The Apache helicopter, long the mainstay of U.S. helicopter power, is set to receive significant upgrades and improvements that will keep the aircraft relevant long into the future.

In a press release, Boeing, the firm behind the Apache design, explained that “for more than 35 years, the AH-64 Apache has defended freedom, kept the peace and helped ensure mission success for Soldiers in every corner of the globe — identifying and eliminating wide-ranging, dynamic threats from the battlefield and keeping our ground forces safe.”

The press release added that “from the AH-64A in 1984 to today’s AH-64E Version 6, or v6, the Apache has grown in leaps and bounds — time and again exceeding expectations and redefining the capabilities of the platform. The Apache has proven to be an extremely lethal Attack helicopter platform as well as a very powerful and effective Reconnaissance platform.”

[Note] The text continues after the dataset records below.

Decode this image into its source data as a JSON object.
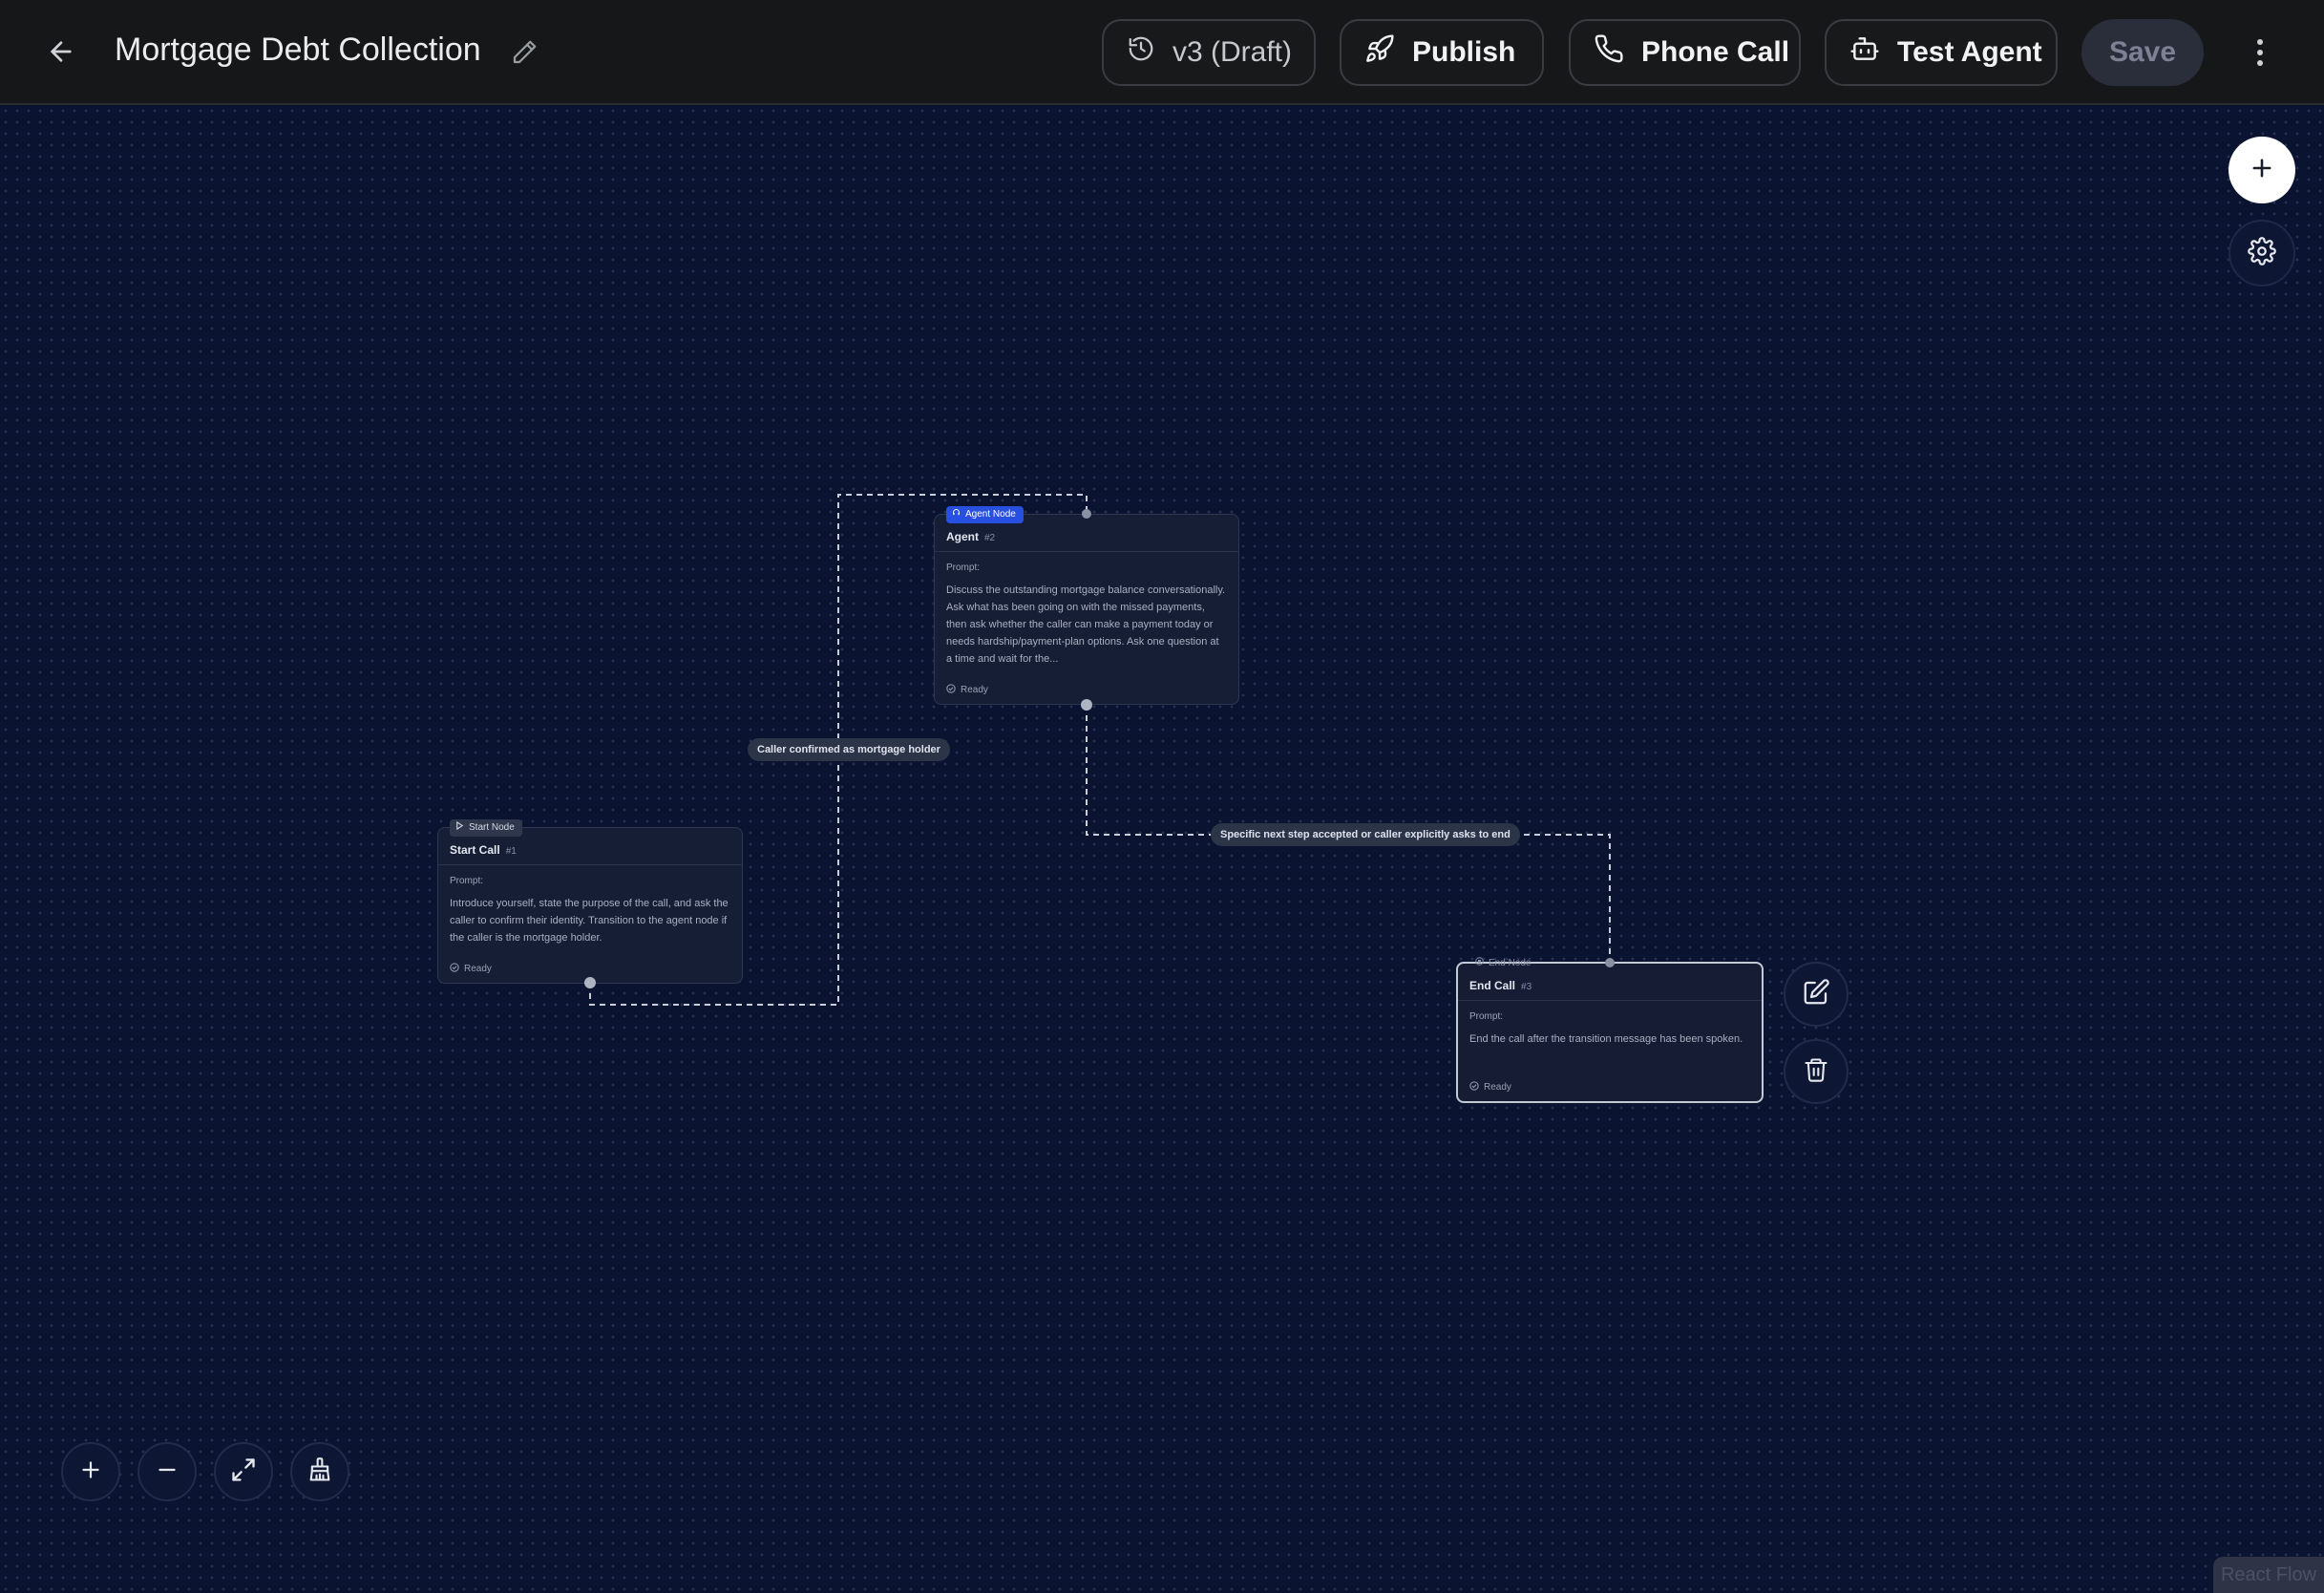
{
  "header": {
    "title": "Mortgage Debt Collection",
    "version_label": "v3 (Draft)",
    "publish_label": "Publish",
    "phone_call_label": "Phone Call",
    "test_agent_label": "Test Agent",
    "save_label": "Save"
  },
  "nodes": [
    {
      "badge": "Start Node",
      "title": "Start Call",
      "number": "#1",
      "prompt_label": "Prompt:",
      "prompt": "Introduce yourself, state the purpose of the call, and ask the caller to confirm their identity. Transition to the agent node if the caller is the mortgage holder.",
      "status": "Ready"
    },
    {
      "badge": "Agent Node",
      "title": "Agent",
      "number": "#2",
      "prompt_label": "Prompt:",
      "prompt": "Discuss the outstanding mortgage balance conversationally. Ask what has been going on with the missed payments, then ask whether the caller can make a payment today or needs hardship/payment-plan options. Ask one question at a time and wait for the...",
      "status": "Ready"
    },
    {
      "badge": "End Node",
      "title": "End Call",
      "number": "#3",
      "prompt_label": "Prompt:",
      "prompt": "End the call after the transition message has been spoken.",
      "status": "Ready"
    }
  ],
  "edges": [
    {
      "label": "Caller confirmed as mortgage holder"
    },
    {
      "label": "Specific next step accepted or caller explicitly asks to end"
    }
  ],
  "attribution": "React Flow",
  "colors": {
    "canvas": "#0a1330",
    "topbar": "#161719",
    "agent_badge": "#2750e0",
    "node_bg": "#161e35"
  }
}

Boeing’s press release explained that the new Apache would incorporate the following six modernization elements:

1. Drivetrain upgrades to unlock Improved Turbine Engine (ITE) capabilities for enhanced power, range, efficiency, and speed;

2. A Modular Open Systems Approach (MOSA) for maximum interoperability, and faster integration and fielding of advanced capabilities;

3. Advanced mission systems to increase interoperability to the network and to reduce pilot cognitive strain and workload during operations;

4. Advanced sensors and sensor fusion for better and more resilient connectivity across domains and operations in all environmental conditions;

5. Airborne long-range precision munitions, Air Launched Effects (ALE) and potential future directed energy weapon system integration for increased lethality;

6. Advanced sustainment through a more capable and lower life cycle cost airframe, as well as affordable remanufacture and minimized procurement costs.

Though the U.S. Army is currently sourcing an aircraft for its Future Vertical Lift program, an initiative that will replace many of the helicopters within the Department of Defense, that program has not yet been finalized and gives the Apache room to grow.

Boeing explained that while the previous century of aviation advances saw innovations in what kind of aircraft were developed, the company believes that this century’s significant advancements will be related to how aircraft are made.

Though the Boeing press release did not mention extended wing stubs that can carry more munitions than previous Apache helicopters, concept art released by Boeing appears to show these extended wing stubs.

Still, the limitations of helicopters are increasingly recognized. As part of its Force Design 2030 strategy, the U.S. Marine Corps is turning to the V-22 Osprey, a tiltrotor design, for long-distance hauling and transport.

Still, with these most recent upgrades, the Apache will remain relevant for many years to come.